Site load times & other "details".
A year or so ago I thought I’d try a new barber who had just opened up in my village. He had a great new shop, lots of boy’s mags to read and even free beer! However, he kept me waiting for thirty-five minutes without even acknowledging my presence or interrupting the fascinating conversation he was having about fishing with the client in the chair.
He didn’t even seem to notice when I left, and I haven’t been back. I am sure he cuts hair well, he certainly has a smart and up-to-date looking store, but that sort of customer experience isn’t what I expect to put up with. He failed a basic service test, at least in my eyes. He could at least have said ‘hello.’
We were recently asked to take a look at an online store which had been redeveloped by another agency. It too looked great, it had lots of fancy whistles and bells, but sadly took eight seconds to load. The developers clearly thought they’d fulfilled the customer’s brief, a great looking site, but didn’t seem to take any responsibility for such a basic performance metric as site load speed.
If you have not checked your own site's load speed recently, you can do it using online services, such as gtmetrix.com It will tell you what, if anything, is slowing it down and what you can do about it. With the site in question there was a lot that could be done, such as:
- Correctly sizing the many photographs, rather than relying on auto-sizing on download.
- Lazy loading the video on the hone page.
- Setting up a Content Delivery Network (CDN.)
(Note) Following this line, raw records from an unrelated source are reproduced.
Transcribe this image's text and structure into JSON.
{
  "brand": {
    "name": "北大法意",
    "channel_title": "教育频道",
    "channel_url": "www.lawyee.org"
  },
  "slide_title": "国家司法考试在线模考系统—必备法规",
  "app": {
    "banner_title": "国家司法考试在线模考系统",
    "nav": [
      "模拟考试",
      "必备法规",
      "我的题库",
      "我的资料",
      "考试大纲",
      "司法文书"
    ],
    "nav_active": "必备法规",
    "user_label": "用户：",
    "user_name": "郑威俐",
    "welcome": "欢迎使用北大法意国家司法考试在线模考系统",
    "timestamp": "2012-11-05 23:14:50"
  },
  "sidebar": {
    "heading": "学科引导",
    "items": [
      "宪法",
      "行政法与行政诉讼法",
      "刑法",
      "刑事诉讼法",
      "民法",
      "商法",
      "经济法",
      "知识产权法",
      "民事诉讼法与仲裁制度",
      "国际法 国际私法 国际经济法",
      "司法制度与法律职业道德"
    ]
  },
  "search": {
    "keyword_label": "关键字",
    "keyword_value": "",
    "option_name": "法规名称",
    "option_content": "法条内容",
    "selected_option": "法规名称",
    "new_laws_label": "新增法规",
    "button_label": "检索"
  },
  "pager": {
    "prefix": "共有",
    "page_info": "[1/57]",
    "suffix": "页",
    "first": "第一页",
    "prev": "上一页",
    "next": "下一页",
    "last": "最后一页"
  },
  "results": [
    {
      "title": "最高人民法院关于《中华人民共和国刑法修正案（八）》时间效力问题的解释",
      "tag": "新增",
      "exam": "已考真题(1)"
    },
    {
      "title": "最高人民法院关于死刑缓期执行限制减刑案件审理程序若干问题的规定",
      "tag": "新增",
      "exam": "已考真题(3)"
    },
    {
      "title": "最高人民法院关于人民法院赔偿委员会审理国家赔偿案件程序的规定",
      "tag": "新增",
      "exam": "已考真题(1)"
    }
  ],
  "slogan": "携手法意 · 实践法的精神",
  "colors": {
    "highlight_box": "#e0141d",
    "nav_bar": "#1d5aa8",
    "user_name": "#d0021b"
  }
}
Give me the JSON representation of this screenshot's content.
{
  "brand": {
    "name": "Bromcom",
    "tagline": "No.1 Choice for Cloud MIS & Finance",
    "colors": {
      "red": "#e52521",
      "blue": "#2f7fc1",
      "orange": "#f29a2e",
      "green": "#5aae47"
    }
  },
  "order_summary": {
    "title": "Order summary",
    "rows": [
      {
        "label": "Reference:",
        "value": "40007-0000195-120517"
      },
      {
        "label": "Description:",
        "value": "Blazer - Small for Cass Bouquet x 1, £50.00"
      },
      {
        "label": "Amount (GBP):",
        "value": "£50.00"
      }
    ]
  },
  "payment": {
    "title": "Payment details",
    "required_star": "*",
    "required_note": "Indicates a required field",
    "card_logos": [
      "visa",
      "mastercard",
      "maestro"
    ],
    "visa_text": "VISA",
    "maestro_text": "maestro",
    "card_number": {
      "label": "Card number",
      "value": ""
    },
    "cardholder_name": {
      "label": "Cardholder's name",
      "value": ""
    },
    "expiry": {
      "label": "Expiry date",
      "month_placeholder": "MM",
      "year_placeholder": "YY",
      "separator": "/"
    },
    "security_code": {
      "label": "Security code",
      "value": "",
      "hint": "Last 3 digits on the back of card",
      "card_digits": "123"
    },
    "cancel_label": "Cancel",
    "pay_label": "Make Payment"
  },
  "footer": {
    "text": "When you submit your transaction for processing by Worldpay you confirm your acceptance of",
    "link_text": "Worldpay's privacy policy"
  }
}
- Pre-loading fonts, rather than waiting for that to happen on download.
- Upgrading the hosting.
Anyway, there were more things we did to get the site to load in under a second, but the technical details are not the point of this article: taking full responsibility, attention to detail, and the importance of a broad competence base in ecommerce is what I want you to take away from this.
One stop shop
We are a one stop shop for ecommerce, so we take a holistic approach to all the work we do for clients. This always means helping them see the underlying problems with their store, not just dealing with the symptoms. Developing a fully functional and operationally competitive solution is fundamental to that. To be fair to the site developers mentioned above, they were primarily designers and did not seem to be aware of some of the technical issues slowing the site down.
Load time is just one of several hygiene factors that need to be managed to close a sale. It seems obvious to us, that: our customers do not just want stores that look good, they also need them to work well; and that you need to make new clients feel good about the store and for them to stay long enough to buy something. Sadly, that is not always the case for some web developers, and, it seems, some barbers too.